Two days later, on May 13, the earth shook again at Pokharan but far less violently as India conducted two more tests. While shedding the coyness over India’s nuclear status, Vajpayee in an interview to india today explained: “We do not want to cover our action with a needless veil of ambiguity. India is now a nuclear weapon state. But our intentions were, are and will always be peaceful.”

When Pakistan retorted with six nuclear tests a fortnight after India’s 1998 explosions, Vajpayee was convinced that the tensions between the two countries would now reduce. He told an aide: “Now that we have demonstrat­ed that we both have nuclear weapons, we can’t afford to go to war. We will come closer to each other and it will open the road to cooperatio­n.”

Vajpayee would be both right and terribly wrong. Nine months later, on February 20, 1999, he made history by crossing over in a bus to Lahore in Pakistan for a summit meeting with Nawaz Sharif, his counterpar­t, to find ways to reduce tensions between the two countries and the chances of a nuclear conflict. It looked as if a breakthrou­gh had been achieved. But within months, Pakistan would betray that trust when its army in May made a determined bid to occupy the key heights in Kargil on the Indian side of the Line of Control. And even indulged in a bit of sabre-rattling by threatenin­g to use nuclear weapons if India dared to declare an all-out war.
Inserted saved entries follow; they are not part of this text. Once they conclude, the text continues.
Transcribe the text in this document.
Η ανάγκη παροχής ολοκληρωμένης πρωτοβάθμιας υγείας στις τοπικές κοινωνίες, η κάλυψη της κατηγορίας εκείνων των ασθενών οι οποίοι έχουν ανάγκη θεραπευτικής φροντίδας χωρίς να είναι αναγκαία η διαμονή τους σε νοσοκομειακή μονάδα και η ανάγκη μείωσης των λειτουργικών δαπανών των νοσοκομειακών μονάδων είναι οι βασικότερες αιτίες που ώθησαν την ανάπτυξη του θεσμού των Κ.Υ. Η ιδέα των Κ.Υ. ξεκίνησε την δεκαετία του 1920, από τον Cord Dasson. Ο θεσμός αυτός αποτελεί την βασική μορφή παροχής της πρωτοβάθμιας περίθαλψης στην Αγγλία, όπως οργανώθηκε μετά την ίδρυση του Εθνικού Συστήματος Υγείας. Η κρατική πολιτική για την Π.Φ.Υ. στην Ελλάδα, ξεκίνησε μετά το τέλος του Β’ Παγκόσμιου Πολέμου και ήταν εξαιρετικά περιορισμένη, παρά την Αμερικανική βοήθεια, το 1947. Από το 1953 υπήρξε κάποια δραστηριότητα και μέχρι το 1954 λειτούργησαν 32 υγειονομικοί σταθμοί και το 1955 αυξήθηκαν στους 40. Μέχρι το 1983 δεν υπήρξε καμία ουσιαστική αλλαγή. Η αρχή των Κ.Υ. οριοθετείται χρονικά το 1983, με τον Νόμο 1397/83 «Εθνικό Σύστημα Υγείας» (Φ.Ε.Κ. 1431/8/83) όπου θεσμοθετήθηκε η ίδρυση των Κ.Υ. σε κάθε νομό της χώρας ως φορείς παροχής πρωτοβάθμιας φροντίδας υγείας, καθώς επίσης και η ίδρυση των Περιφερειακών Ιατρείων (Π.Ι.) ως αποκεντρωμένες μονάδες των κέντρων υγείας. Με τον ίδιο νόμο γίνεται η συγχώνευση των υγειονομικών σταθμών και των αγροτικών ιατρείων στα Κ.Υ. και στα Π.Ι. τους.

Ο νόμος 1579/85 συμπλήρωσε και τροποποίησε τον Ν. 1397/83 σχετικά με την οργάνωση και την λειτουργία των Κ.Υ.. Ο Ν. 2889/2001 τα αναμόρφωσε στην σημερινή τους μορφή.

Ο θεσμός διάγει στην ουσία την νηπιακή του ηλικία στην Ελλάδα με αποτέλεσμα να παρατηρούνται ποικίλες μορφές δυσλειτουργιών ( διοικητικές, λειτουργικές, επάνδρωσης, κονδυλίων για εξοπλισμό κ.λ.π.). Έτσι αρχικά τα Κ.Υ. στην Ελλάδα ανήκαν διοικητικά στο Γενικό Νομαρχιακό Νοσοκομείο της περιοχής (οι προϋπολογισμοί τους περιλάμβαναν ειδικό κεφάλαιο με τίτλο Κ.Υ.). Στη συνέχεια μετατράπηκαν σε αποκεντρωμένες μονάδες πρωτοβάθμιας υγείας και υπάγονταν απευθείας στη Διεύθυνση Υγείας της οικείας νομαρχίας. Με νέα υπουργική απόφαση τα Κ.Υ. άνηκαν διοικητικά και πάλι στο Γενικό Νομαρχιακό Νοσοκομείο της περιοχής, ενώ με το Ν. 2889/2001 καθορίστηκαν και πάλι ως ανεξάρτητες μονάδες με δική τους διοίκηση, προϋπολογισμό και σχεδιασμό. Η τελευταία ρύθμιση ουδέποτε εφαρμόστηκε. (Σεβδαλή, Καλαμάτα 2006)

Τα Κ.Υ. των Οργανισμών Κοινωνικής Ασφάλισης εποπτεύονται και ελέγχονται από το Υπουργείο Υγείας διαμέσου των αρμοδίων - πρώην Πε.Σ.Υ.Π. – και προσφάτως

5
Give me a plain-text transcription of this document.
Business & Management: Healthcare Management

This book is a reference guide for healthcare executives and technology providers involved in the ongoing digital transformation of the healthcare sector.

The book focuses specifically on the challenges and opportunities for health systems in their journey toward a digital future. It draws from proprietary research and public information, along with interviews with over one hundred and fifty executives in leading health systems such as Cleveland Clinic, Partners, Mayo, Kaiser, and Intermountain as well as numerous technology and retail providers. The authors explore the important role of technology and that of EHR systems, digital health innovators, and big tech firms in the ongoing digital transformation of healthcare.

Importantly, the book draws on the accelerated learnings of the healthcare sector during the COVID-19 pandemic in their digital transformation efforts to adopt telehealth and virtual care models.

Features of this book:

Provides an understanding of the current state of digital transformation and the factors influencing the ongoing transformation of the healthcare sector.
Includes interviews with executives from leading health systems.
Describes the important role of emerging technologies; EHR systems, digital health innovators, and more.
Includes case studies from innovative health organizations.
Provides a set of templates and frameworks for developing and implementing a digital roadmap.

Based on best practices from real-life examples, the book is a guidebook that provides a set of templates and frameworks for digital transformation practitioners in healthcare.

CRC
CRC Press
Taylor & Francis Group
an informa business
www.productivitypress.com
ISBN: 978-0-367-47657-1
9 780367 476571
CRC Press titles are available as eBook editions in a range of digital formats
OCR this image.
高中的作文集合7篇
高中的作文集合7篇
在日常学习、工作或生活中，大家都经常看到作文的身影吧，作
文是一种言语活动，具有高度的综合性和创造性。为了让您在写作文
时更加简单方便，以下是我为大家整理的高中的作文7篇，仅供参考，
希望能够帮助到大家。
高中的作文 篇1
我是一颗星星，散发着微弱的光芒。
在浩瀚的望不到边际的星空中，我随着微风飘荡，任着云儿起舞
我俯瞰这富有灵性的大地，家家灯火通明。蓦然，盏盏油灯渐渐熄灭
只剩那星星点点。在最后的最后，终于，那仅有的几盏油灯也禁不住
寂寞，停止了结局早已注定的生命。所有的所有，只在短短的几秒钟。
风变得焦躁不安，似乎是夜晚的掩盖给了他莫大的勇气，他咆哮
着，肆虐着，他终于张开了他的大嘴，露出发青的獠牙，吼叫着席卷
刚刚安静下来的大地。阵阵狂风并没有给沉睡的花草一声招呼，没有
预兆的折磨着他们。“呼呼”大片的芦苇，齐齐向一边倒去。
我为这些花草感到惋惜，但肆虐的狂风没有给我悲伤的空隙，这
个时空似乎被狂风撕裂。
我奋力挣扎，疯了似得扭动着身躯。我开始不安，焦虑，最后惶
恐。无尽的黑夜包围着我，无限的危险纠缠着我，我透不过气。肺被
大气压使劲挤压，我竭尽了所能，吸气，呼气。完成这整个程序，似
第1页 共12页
Meanwhile, the US and several other European countries too had imposed sanctions against both India and Pakistan for conducting nuclear tests. Vajpayee had calculated for such an eventualit­y and said: “I had faith in the country’s inherent strength to withstand any difficulti­es that may arise out of the test. The fundamenta­ls of the economy were strong and on such issues I believe our people are ready to make any sacrifice for the security of the country.” He was right. For, in 2000, in a sign of reconcilia­tion, President Bill Clinton made his maiden visit to India—the first American head of state to do so in two decades.

Vajpayee’s clarity, conviction and foresight to conduct the tests would earn him a permanent place in India’s nuclear history and set the ball rolling for the Indo-US Civil Nuclear Agreement signed by his successor Dr Manmohan Singh in 2005 that would end the nuclear apartheid against India.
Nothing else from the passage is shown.